Cutadapt with single reads


  1. Create a new history Cutapdapt (wheelCreate New)
  2. Copy the fastq files from the RNAseq data library to this new history (wheelCopy datasets)
  3. Select the Cutadapt tool
  4. Start with selecting Single-end in the Single-end or Paired-end reads? menu
  5. Select the multiple datasets button for this menu
  6. Cmd-Click for discontinuous multiple selection of single fastq.gz files (3 datasets)
  7. Filter Options
    • Minimum length: 20
  8. Read Modification Options
    • Quality cutoff: 20
  9. Output Options
    • Report: Yes
  10. Do not change the other available parameters and click Execute

Cutadapt with paired-end reads


Repeat the same procedure as above, except that you select Paired-endin step 4: Re-Run the tool using the re-run button on one Cutadapt instance and just select Paired-end instead of Single-end

  • Then you have two input boxes, one for file #1 and one for file #2.
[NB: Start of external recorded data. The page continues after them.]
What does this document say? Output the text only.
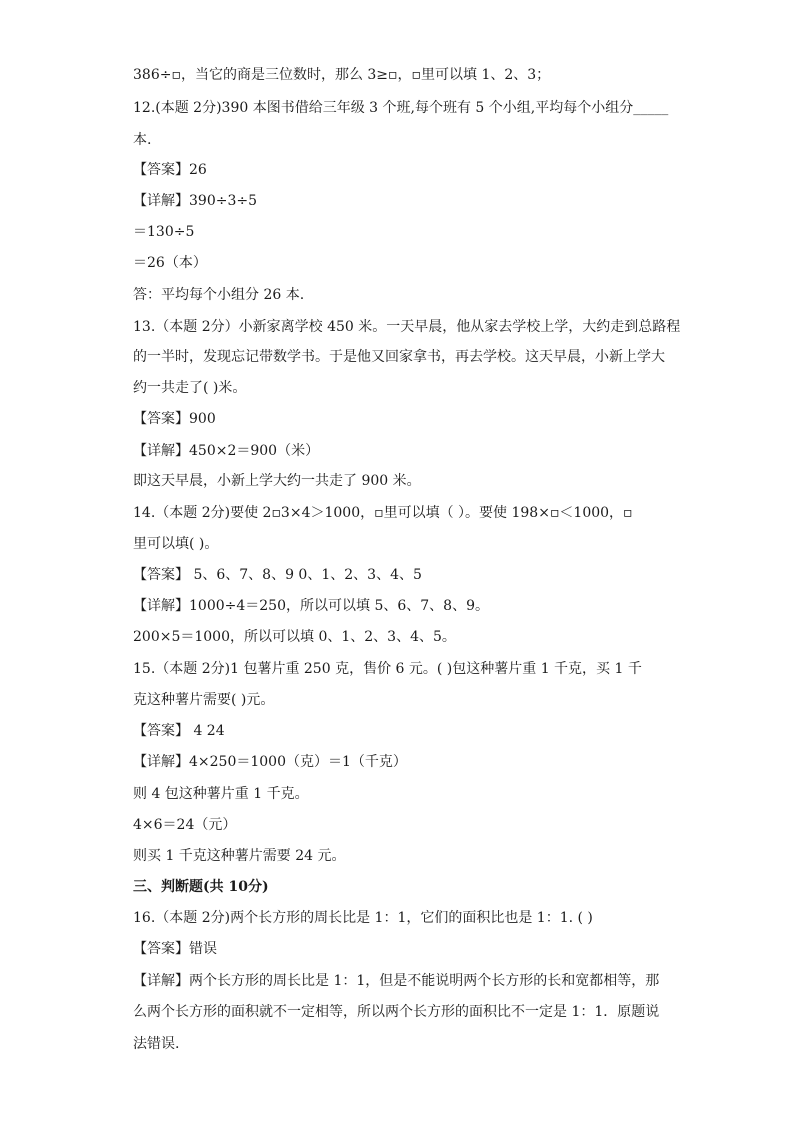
386÷▫，当它的商是三位数时，那么 3≥▫，▫里可以填 1、2、3；
12.(本题 2分)390 本图书借给三年级 3 个班,每个班有 5 个小组,平均每个小组分_____
本.
【答案】26
【详解】390÷3÷5
＝130÷5
＝26（本）
答：平均每个小组分 26 本.
13.（本题 2分）小新家离学校 450 米。一天早晨，他从家去学校上学，大约走到总路程
的一半时，发现忘记带数学书。于是他又回家拿书，再去学校。这天早晨，小新上学大
约一共走了( )米。
【答案】900
【详解】450×2＝900（米）
即这天早晨，小新上学大约一共走了 900 米。
14.（本题 2分)要使 2▫3×4＞1000，▫里可以填（ ）。要使 198×▫＜1000，▫
里可以填( )。
【答案】 5、6、7、8、9 0、1、2、3、4、5
【详解】1000÷4＝250，所以可以填 5、6、7、8、9。
200×5＝1000，所以可以填 0、1、2、3、4、5。
15.（本题 2分)1 包薯片重 250 克，售价 6 元。( )包这种薯片重 1 千克，买 1 千
克这种薯片需要( )元。
【答案】 4 24
【详解】4×250＝1000（克）＝1（千克）
则 4 包这种薯片重 1 千克。
4×6＝24（元）
则买 1 千克这种薯片需要 24 元。
三、判断题(共 10分)
16.（本题 2分)两个长方形的周长比是 1：1，它们的面积比也是 1：1. ( )
【答案】错误
【详解】两个长方形的周长比是 1：1，但是不能说明两个长方形的长和宽都相等，那
么两个长方形的面积就不一定相等，所以两个长方形的面积比不一定是 1：1．原题说
法错误.
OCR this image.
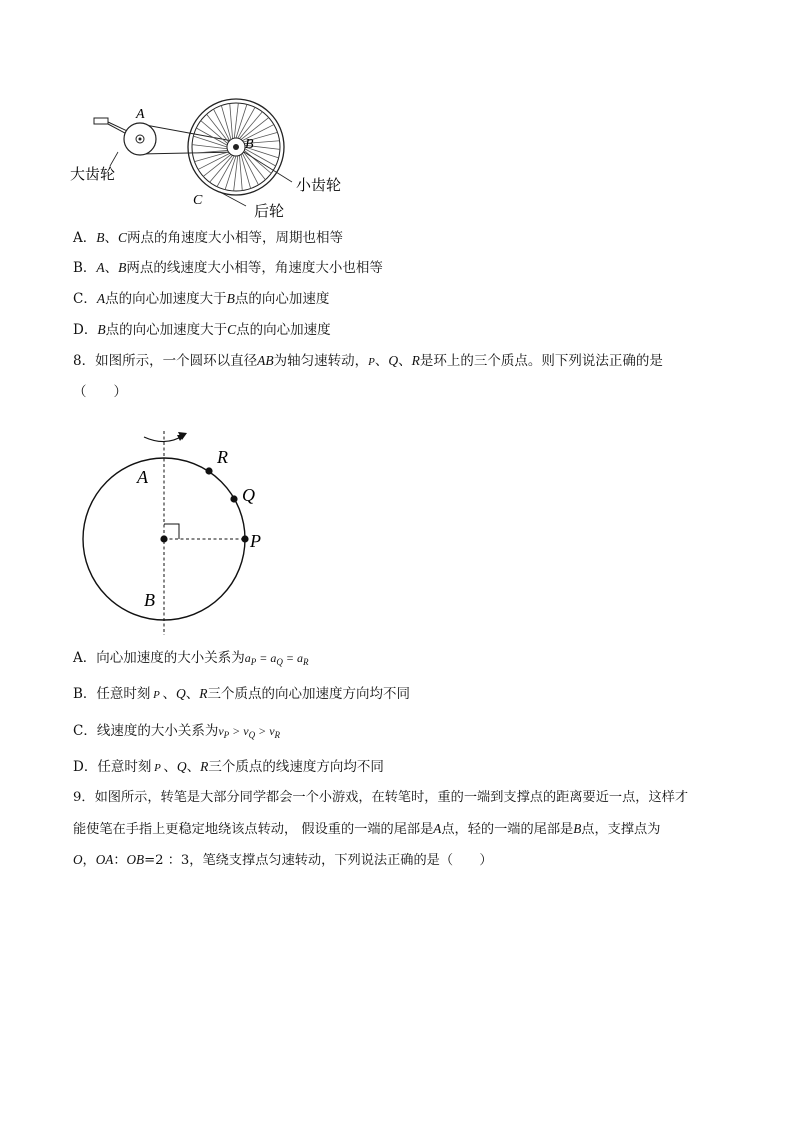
A
B
C
大齿轮
小齿轮
后轮
A．B、C两点的角速度大小相等，周期也相等
B．A、B两点的线速度大小相等，角速度大小也相等
C．A点的向心加速度大于B点的向心加速度
D．B点的向心加速度大于C点的向心加速度
8．如图所示，一个圆环以直径AB为轴匀速转动，P、Q、R是环上的三个质点。则下列说法正确的是
（　　）
A
B
P
Q
R
A．向心加速度的大小关系为$a_P = a_Q = a_R$
B．任意时刻 P 、Q、R三个质点的向心加速度方向均不同
C．线速度的大小关系为$v_P > v_Q > v_R$
D．任意时刻 P 、Q、R三个质点的线速度方向均不同
9．如图所示，转笔是大部分同学都会一个小游戏，在转笔时，重的一端到支撑点的距离要近一点，这样才
能使笔在手指上更稳定地绕该点转动， 假设重的一端的尾部是A点，轻的一端的尾部是B点，支撑点为
O，OA：OB=2 ：3，笔绕支撑点匀速转动，下列说法正确的是（　　）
  • In the box file #1 click the multiple datasets button and carefully Select the fastq.gz files with the _1 suffix

  • In the box file #2 click the multiple datasets button and carefully Select the fastq.gz files with the _2 suffix

  • Do not change the other parameters (they are set to the same value as previously because you used the re-run button).

  • Click the Execute button


Run MultiQC on Cutadapt jobs


  1. Select MultiQC tool
  2. Select Cutadapt/Trim Galore! in the menu Which tool was used generate logs?
  3. Cmd-Select the Report datasets generated by Cutadapt
  4. Press Execute
  5. Now, the boring but essential job: Rename carefully the Output datasets generated by Cutadapt. To do so, help yourself to the Info button at the bottom of dataset green boxes.

    Example: Rename Cutadapt on data 10 and data 9: Read 2 Output in GSM461181_2_treat_paired.fastq.gz

  6. Trash the 11 unfiltered/trimmed fastq.gz files. This is important to avoid mixing filtered and non filtered datasets in the next steps.